MADRUGADAS (CONTINUAÇÃO)
Ele acordou. Num sobressalto, apalpou o lençol à procura da realidade. Sentiu aquele alívio reconfortante e respirou fundo, tentando lembrar-se dos detalhes. Inútil. O sonho havia se desfeito e em sua memória restara apenas uma má impressão. Ouviu sons de gavetas abrindo e copos tilintando, espreguiçou-se e desceu as escadas. Sua esposa havia preparado o café cujo cheiro já se espalhava pelos cômodos da casa, convidando os moradores a sentarem-se à mesa e prová-lo. Foi o que ele fez depois de desejar bom dia à companheira.
O café estava ótimo, o pão crocante e a manteiga na temperatura ambiente. Tudo parecia estar como deveria estar, porém a sensação era de desconforto. Enquanto ela se trocava, ele já saía. Agora só voltariam para casa à noite, cansados e cheios de problemas. Ela era secretária e ele professor de educação física num colégio particular. Ambos eram infelizes em suas profissões, mas nem os amigos mais próximos suspeitavam disso. O relacionamento, da mesma forma, parecia dos mais sólidos, entretanto tinham algo em comum, os dois: não tinham muito tempo para discussões inúteis. Há dois anos estavam morando embaixo do mesmo teto. Discutiam muito, às vezes por detalhes bobos, mas nunca brigaram seriamente.

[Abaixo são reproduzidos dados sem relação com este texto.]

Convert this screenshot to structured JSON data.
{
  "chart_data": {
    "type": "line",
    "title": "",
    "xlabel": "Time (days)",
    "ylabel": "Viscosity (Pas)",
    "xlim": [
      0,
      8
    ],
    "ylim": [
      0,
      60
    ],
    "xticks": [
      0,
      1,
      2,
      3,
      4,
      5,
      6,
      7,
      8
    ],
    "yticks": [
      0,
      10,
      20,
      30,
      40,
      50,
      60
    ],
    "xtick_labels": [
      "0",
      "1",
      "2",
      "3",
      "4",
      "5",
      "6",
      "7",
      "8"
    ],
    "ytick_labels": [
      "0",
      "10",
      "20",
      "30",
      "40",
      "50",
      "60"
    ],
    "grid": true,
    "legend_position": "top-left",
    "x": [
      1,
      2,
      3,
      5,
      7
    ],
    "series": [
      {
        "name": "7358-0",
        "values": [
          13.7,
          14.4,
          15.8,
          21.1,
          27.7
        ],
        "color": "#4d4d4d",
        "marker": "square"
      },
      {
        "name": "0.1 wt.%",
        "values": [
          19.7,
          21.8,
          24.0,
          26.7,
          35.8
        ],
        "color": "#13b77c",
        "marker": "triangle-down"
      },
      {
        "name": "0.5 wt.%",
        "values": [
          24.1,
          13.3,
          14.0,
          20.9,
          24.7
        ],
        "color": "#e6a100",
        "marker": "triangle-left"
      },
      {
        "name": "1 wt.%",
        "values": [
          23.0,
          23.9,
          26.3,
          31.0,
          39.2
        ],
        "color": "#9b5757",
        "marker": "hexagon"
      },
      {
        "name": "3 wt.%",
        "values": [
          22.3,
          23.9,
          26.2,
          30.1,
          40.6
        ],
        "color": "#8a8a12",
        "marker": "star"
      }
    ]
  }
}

Mas aquele seria um dia diferente.
Naquele dia ele chegou dez minutos atrasado para o trabalho. Isso talvez não fizesse diferença alguma para a maioria das escolas, porém, onde trabalhava o atraso do professor era punido com "pontos negativos", e ele já possuía dois. Mais um e, inevitavelmente, seria advertido. Regras devem ser respeitadas, afinal de contas. Ao chegar, descontou sua raiva em cima dos alunos obrigando-os a dar voltas em torno do ginásio, coisa incomum. Mesmo a raiva era incomum, nem ele mesmo estava entendendo o que sentia. Sabia que algo parecia crescer dentro de si, e entre um grito e outro, com uma das mãos em torno da cintura, procurava relembrar o sonho que tivera na noite anterior. Os flash backs apenas aguçavam sua curiosidade. Lembrava-se de uma festa e um hospital, e de um médico também. Mas o que havia acontecido?
As horas passaram, o sinal bateu e o alvoroço era geral. Crianças e adolescentes correndo de um lado a outro, comendo seus sanduíches ou as frituras medonhas da cantina. Ele apenas tomou um café forte e quente, muito quente. Queimou a ponta da língua e blasfemou. Lembrou-se que sua esposa estava também no sonho. E usava um vestido marrom-glacê, terrivelmente atraente. Nem em sonhos ela poderia usar aquele vestido, pensou ele, tomando o café de uma vez só. Agora a garganta toda queimava, o sinal gritava insistentemente e sua mente procurava resquícios de um sonho fragmentado pela memória. Deu mais duas aulas para a oitava série e foi para casa. Lá chegando, a primeira coisa que fez foi vasculhar o armário da esposa à procura de um vestido marrom-glacê.